Am 16. Oktober 1975 wurde Eugenija Žukauskaitė zu der Vorsitzenden des Exekutivkomitees von Kaunas, Tamašauskienė, bestellt. E. Žukauskaitė wird vorgeworfen, daß sie unverbesserlich in den Sommermonaten Kinder in Glaubenswahrheiten unterrichtet hätte, obwohl bereits ihr Fall in einer Fabriksitzung zur Sprache gekommen sei.

E. Žukauskaitė entgegnete, daß sie sich in der sowjetischen Schule und auf der Straße ihre Kinder nicht zusammengesucht hätte. „Wenn mich ein Mensch darum bittet, weshalb sollte ich ihm denn dann nicht etwas über den Glauben erklären. Ich habe da ein ganz reines Gewissen."

„Sieh mal an, ein reines Gewissen? Wo Sie doch haufenweise Kinder unter­richtet haben!", staunte die Vorsitzende des Exekutivkomitees. Daraufhin erwiderte E. Žukauskaitė, daß die Verfassung der Sowjetunion Gewissenfreiheit garantiere. Außerdem hätte die Sowjetunion die Deklara­tion über allgemeine Menschenrechte unterzeichnet, die für Religionsfreiheit eintritt. Aus der Zeitung hätte sie erfahren, daß der Verwalter des Erzbis­tums von Vilnius, Č. Krivaitis, bei seinem Besuch in Amerika behauptet hätte, daß in Litauen der Glaube nicht eingeengt würde. Sie sei sich keiner Schuld bewußt, auch wenn sie irgendwem etwas über Glaubenssachen erzählt hätte.

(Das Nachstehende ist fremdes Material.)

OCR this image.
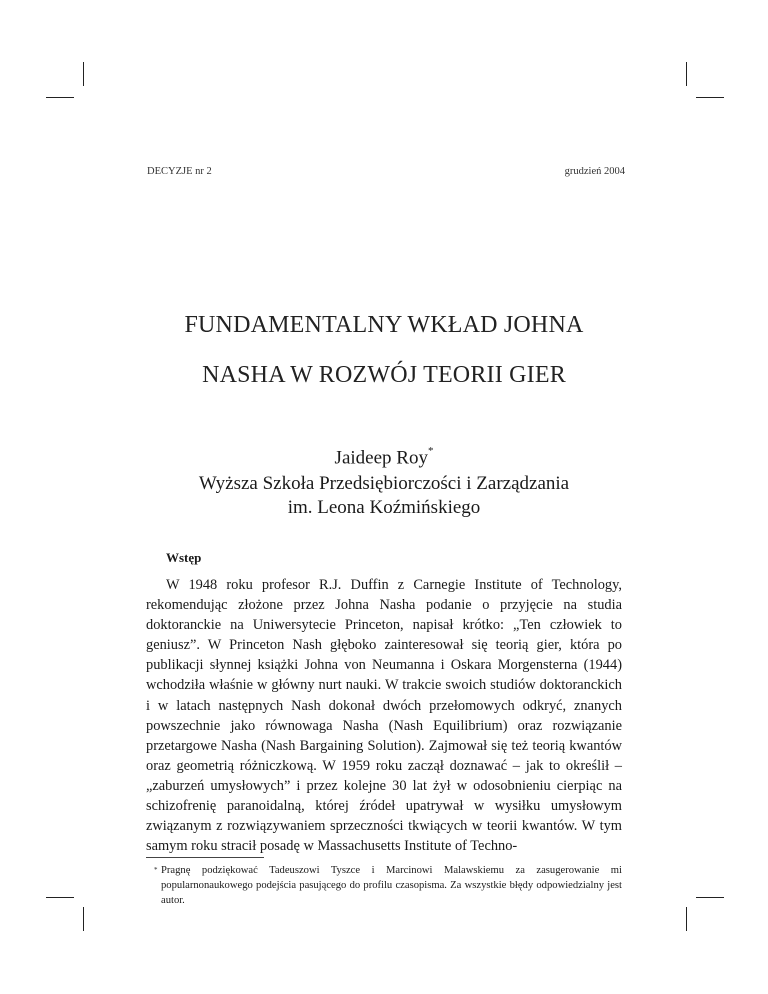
DECYZJE nr 2	grudzień 2004
FUNDAMENTALNY WKŁAD JOHNA
NASHA W ROZWÓJ TEORII GIER
Jaideep Roy*
Wyższa Szkoła Przedsiębiorczości i Zarządzania
im. Leona Koźmińskiego
Wstęp

W 1948 roku profesor R.J. Duffin z Carnegie Institute of Technology, rekomendując złożone przez Johna Nasha podanie o przyjęcie na studia doktoranckie na Uniwersytecie Princeton, napisał krótko: „Ten człowiek to geniusz”. W Princeton Nash głęboko zainteresował się teorią gier, która po publikacji słynnej książki Johna von Neumanna i Oskara Morgensterna (1944) wchodziła właśnie w główny nurt nauki. W trakcie swoich studiów doktoranckich i w latach następnych Nash dokonał dwóch przełomowych odkryć, znanych powszechnie jako równowaga Nasha (Nash Equilibrium) oraz rozwiązanie przetargowe Nasha (Nash Bargaining Solution). Zajmował się też teorią kwantów oraz geometrią różniczkową. W 1959 roku zaczął doznawać – jak to określił – „zaburzeń umysłowych” i przez kolejne 30 lat żył w odosobnieniu cierpiąc na schizofrenię paranoidalną, której źródeł upatrywał w wysiłku umysłowym związanym z rozwiązywaniem sprzeczności tkwiących w teorii kwantów. W tym samym roku stracił posadę w Massachusetts Institute of Techno-

* Pragnę podziękować Tadeuszowi Tyszce i Marcinowi Malawskiemu za zasugerowanie mi popularnonaukowego podejścia pasującego do profilu czasopisma. Za wszystkie błędy odpowiedzialny jest autor.
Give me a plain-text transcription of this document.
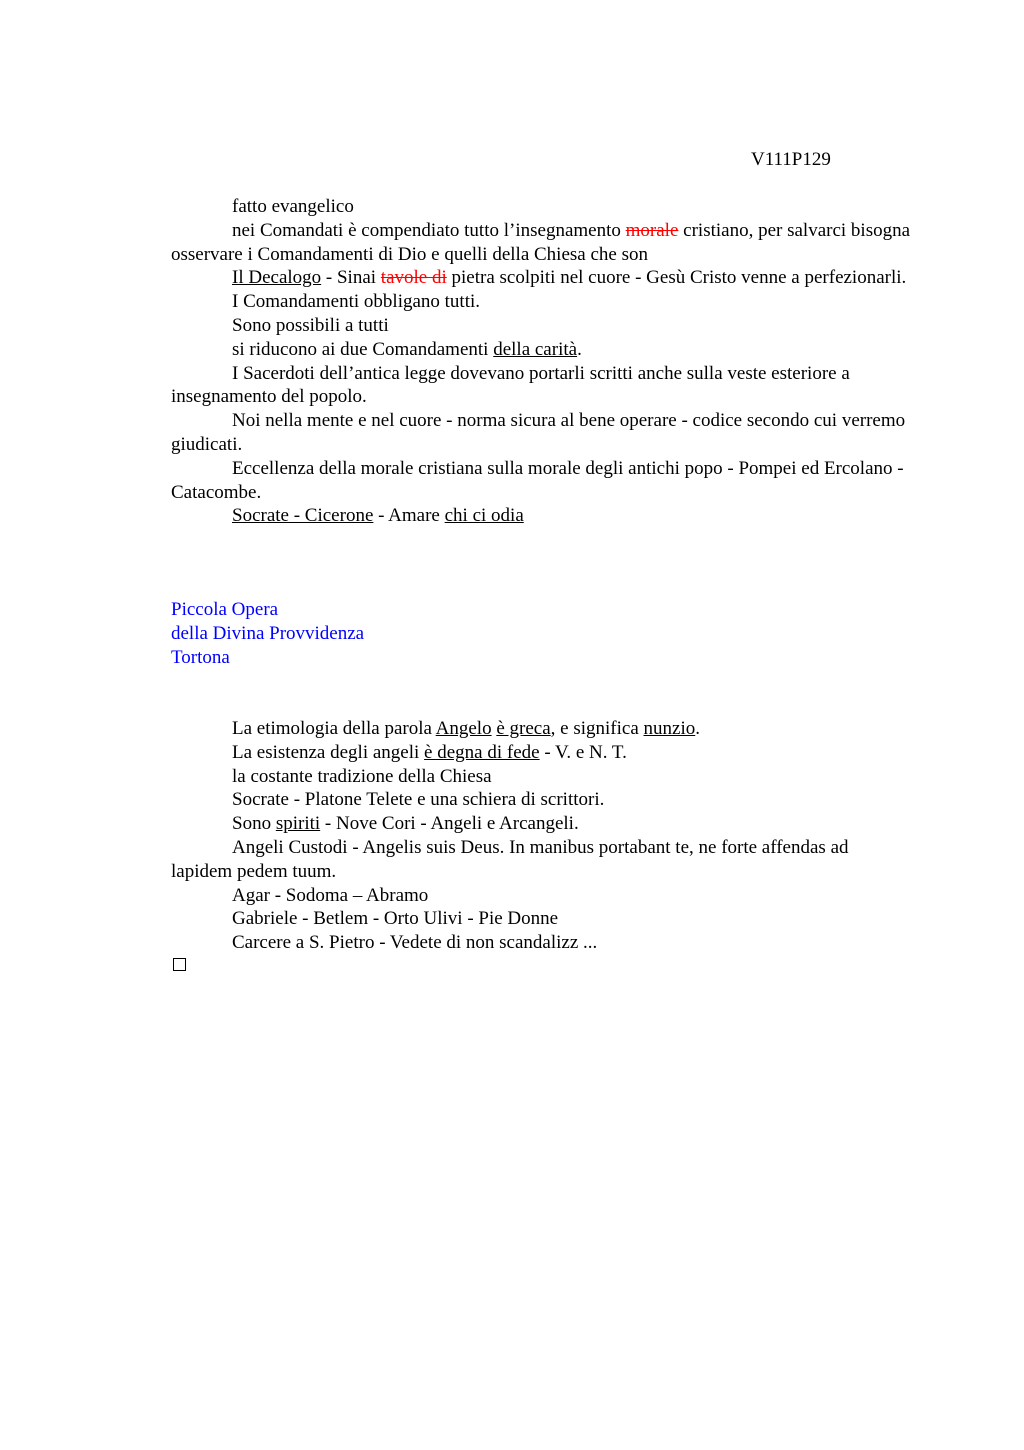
V111P129

fatto evangelico

nei Comandati è compendiato tutto l’insegnamento morale cristiano, per salvarci bisogna osservare i Comandamenti di Dio e quelli della Chiesa che son

Il Decalogo - Sinai tavole di pietra scolpiti nel cuore - Gesù Cristo venne a perfezionarli.

I Comandamenti obbligano tutti.

Sono possibili a tutti

si riducono ai due Comandamenti della carità.

I Sacerdoti dell’antica legge dovevano portarli scritti anche sulla veste esteriore a insegnamento del popolo.

Noi nella mente e nel cuore - norma sicura al bene operare - codice secondo cui verremo giudicati.

Eccellenza della morale cristiana sulla morale degli antichi popo - Pompei ed Ercolano - Catacombe.

Socrate - Cicerone - Amare chi ci odia

Piccola Opera

della Divina Provvidenza

Tortona

La etimologia della parola Angelo è greca, e significa nunzio.

La esistenza degli angeli è degna di fede - V. e N. T.

la costante tradizione della Chiesa

Socrate - Platone Telete e una schiera di scrittori.

Sono spiriti - Nove Cori - Angeli e Arcangeli.

Angeli Custodi - Angelis suis Deus. In manibus portabant te, ne forte affendas ad lapidem pedem tuum.

Agar - Sodoma – Abramo

Gabriele - Betlem - Orto Ulivi - Pie Donne

Carcere a S. Pietro - Vedete di non scandalizz ...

Die Vorsitzende Tamašauskienė machte Žukauskaitė zum Vorwurf, daß sie die Kinder verderbe und bemerkte hierzu, daß Kinder bis zu 18 Jahren nicht beeinflußt werden dürften.

 

Nach Abschluß der Vernehmung wurde von der Vorsitzenden ein Protokoll angefertigt und E. Žukauskaitė zur Unterschrift vorgelegt. Am 22. Oktober solle, wie die Vorsitzende erklärte, in einer Sitzung der Administrations­kommission des Exekutivkomitees die Akte gegen E. Žukauskaitė behandelt werden.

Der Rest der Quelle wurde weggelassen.